I am not sure. I would guess it is shipping weight.

Geezer
08-28-2012, 10:48 PM
See some weights posted here: http://www.focusfanatics.com/forum/showthread.php?t=2278

I have a set of EAP's and they're closer to 20lbs (still porkey but not horribly so) than they are to 24lbs.

Sniperx
08-29-2012, 09:37 AM
See some weights posted here: http://www.focusfanatics.com/forum/showthread.php?t=2278

I have a set of EAP's and they're closer to 20lbs (still porkey but not horribly so) than they are to 24lbs.Did you actually weigh one?
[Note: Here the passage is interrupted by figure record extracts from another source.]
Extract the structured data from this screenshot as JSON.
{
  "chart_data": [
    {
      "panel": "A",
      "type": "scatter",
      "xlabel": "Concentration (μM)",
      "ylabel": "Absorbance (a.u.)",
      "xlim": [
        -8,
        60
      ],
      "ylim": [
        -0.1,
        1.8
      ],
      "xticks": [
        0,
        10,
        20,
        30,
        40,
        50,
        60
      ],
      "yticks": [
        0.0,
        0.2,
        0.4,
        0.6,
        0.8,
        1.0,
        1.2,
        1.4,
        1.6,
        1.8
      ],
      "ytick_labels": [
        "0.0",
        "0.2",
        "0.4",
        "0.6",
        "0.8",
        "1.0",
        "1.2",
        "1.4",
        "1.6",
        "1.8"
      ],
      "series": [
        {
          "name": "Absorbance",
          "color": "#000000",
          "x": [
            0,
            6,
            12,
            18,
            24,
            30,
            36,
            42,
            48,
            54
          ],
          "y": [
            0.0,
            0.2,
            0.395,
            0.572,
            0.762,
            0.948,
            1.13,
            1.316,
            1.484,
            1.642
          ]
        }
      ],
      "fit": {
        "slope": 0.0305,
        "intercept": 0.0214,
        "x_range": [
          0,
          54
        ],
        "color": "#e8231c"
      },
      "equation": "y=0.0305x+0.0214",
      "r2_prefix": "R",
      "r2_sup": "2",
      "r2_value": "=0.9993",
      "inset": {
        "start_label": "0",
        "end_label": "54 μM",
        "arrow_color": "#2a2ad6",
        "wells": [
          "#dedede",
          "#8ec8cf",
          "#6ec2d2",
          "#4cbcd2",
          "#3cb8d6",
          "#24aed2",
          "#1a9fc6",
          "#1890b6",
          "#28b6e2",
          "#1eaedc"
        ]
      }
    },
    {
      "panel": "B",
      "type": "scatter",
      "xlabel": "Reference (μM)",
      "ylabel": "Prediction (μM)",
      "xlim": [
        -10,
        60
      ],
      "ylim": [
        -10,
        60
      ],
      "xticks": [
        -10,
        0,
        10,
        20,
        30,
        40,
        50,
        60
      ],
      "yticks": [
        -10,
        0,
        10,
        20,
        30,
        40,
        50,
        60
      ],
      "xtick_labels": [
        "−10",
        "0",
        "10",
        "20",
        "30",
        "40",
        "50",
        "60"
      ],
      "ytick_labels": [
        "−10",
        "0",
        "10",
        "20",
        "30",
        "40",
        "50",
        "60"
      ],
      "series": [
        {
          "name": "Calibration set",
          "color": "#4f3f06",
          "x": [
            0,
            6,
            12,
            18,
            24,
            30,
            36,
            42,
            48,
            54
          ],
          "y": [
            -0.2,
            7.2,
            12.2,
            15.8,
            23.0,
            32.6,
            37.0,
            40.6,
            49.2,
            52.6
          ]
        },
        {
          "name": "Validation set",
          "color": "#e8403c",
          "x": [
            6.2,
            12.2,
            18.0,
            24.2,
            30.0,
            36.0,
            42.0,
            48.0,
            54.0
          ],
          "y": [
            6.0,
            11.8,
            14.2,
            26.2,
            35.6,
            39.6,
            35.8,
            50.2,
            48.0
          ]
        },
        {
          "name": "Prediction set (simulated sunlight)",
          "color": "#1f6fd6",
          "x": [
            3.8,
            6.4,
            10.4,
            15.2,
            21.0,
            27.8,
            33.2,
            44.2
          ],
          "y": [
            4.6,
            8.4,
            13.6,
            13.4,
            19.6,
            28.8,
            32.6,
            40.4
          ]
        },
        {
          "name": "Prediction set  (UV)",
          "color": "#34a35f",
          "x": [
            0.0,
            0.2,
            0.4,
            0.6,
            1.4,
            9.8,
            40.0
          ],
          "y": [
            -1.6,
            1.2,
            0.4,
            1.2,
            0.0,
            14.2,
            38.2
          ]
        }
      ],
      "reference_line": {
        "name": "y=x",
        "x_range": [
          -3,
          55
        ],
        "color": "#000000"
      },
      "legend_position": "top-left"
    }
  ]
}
I am curious because I was going to buy a set and didn'
t trust the shipping weight so the seller weighed one on a bathroom scale and it weighed a tad over 23lbs.

RonMaiden
08-29-2012, 10:18 AM
I weighed my 16" OEM alloys before they were sold and I got 19lbs which wasn't too bad.

Sniperx
08-29-2012, 10:29 AM
I weighed my 16" OEM alloys before they were sold and I got 19lbs which wasn't too bad.Not really at all since a light 16 is in the 13~16lbs range.

RonMaiden
08-29-2012, 10:36 AM
For OEM that is pretty good still.

Sniperx
08-29-2012, 11:19 AM
For OEM that is pretty good still.Ford has a history of lighter stock alloy wheels. Like the second gen Tarus SHO I had, it came with 16s and they were LIGHT! BUT I hated the way they looked and went to a 17 that was as light....the Countour SVT came with pretty light alloys and so did some Mustangs. BTW the other attribute of an alloy wheel as opposed to a steel wheel is the load rating or strength, aluminum wheels are far stronger than a steel wheel for load bearing as well which is why many 4x4s and heavy duty haulers use them.